People don't understand that music and the arts are really important to kids in high school and junior high. You might come from a small town, but if you get a chance to experience the arts, it makes you a well-rounded person. It gets you outside of your realm and your world and into something larger than yourself. If you can read Shakespeare or sing an aria, you see another part of the world. The problem with the world today is that people don't know places, people and things outside of themselves. The most open-minded people that I know who understand what this world needs to make it a better place are the people who have traveled, seen and talked to other people and other cultures in their life. Unfortunately, that part of helping kids see that is going away.

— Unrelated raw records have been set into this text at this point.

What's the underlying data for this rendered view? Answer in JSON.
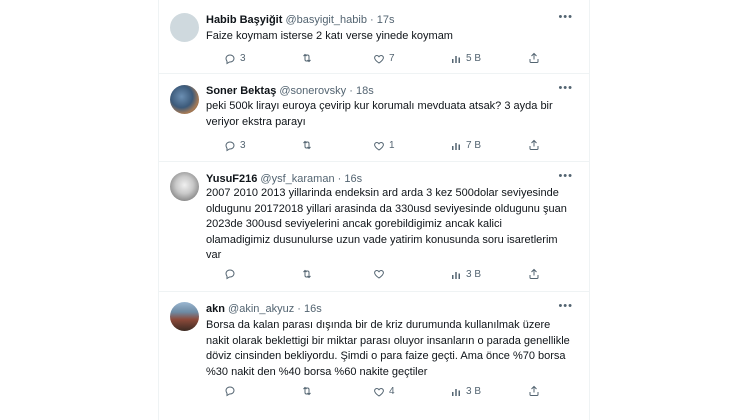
{
  "replies": [
    {
      "name": "Habib Başyiğit",
      "handle": "@basyigit_habib",
      "sep": "·",
      "time": "17s",
      "text": "Faize koymam isterse 2 katı verse yinede koymam",
      "counts": {
        "reply": "3",
        "retweet": "",
        "like": "7",
        "views": "5 B"
      }
    },
    {
      "name": "Soner Bektaş",
      "handle": "@sonerovsky",
      "sep": "·",
      "time": "18s",
      "text": "peki 500k lirayı euroya çevirip kur korumalı mevduata atsak? 3 ayda bir\nveriyor ekstra parayı",
      "counts": {
        "reply": "3",
        "retweet": "",
        "like": "1",
        "views": "7 B"
      }
    },
    {
      "name": "YusuF216",
      "handle": "@ysf_karaman",
      "sep": "·",
      "time": "16s",
      "text": "2007 2010 2013 yillarinda endeksin ard arda 3 kez 500dolar seviyesinde\noldugunu 20172018 yillari arasinda da 330usd seviyesinde oldugunu şuan\n2023de 300usd seviyelerini ancak gorebildigimiz ancak kalici\nolamadigimiz dusunulurse uzun vade yatirim konusunda soru isaretlerim\nvar",
      "counts": {
        "reply": "",
        "retweet": "",
        "like": "",
        "views": "3 B"
      }
    },
    {
      "name": "akn",
      "handle": "@akin_akyuz",
      "sep": "·",
      "time": "16s",
      "text": "Borsa da kalan parası dışında bir de kriz durumunda kullanılmak üzere\nnakit olarak beklettigi bir miktar parası oluyor insanların o parada genellikle\ndöviz cinsinden bekliyordu. Şimdi o para faize geçti. Ama önce %70 borsa\n%30 nakit den %40 borsa %60 nakite geçtiler",
      "counts": {
        "reply": "",
        "retweet": "",
        "like": "4",
        "views": "3 B"
      }
    }
  ],
  "icons": {
    "reply": "reply-icon",
    "retweet": "retweet-icon",
    "like": "heart-icon",
    "views": "views-icon",
    "share": "share-icon",
    "more": "more-icon"
  },
  "colors": {
    "text": "#0f1419",
    "muted": "#536471",
    "border": "#eff3f4"
  }
}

We have this program that if a high school choir submits a video, they might win a chance to actually sing on stage with us during "I Want To Know What Love Is," and we contribute $1000 to their choir program. If anybody has any questions about that, they should go to www.foreigneronline.com for all things Foreigner, or VH-1. It's just important for us to do it, because we have the ability to do it. I was going to talk about that, because I was lucky enough to see the band play that song back in the '90s with a local gospel choir, and it's just a goosebump moment every time that you hear that song. Right. That song, though it may have originally been written about a singular relationship, it's really become a message about world love and about loving your neighbor and trying to figure out what it is that we can all do to make everybody love everybody else. It's really become something larger than the original idea, and helping with the schools and choirs is part of that.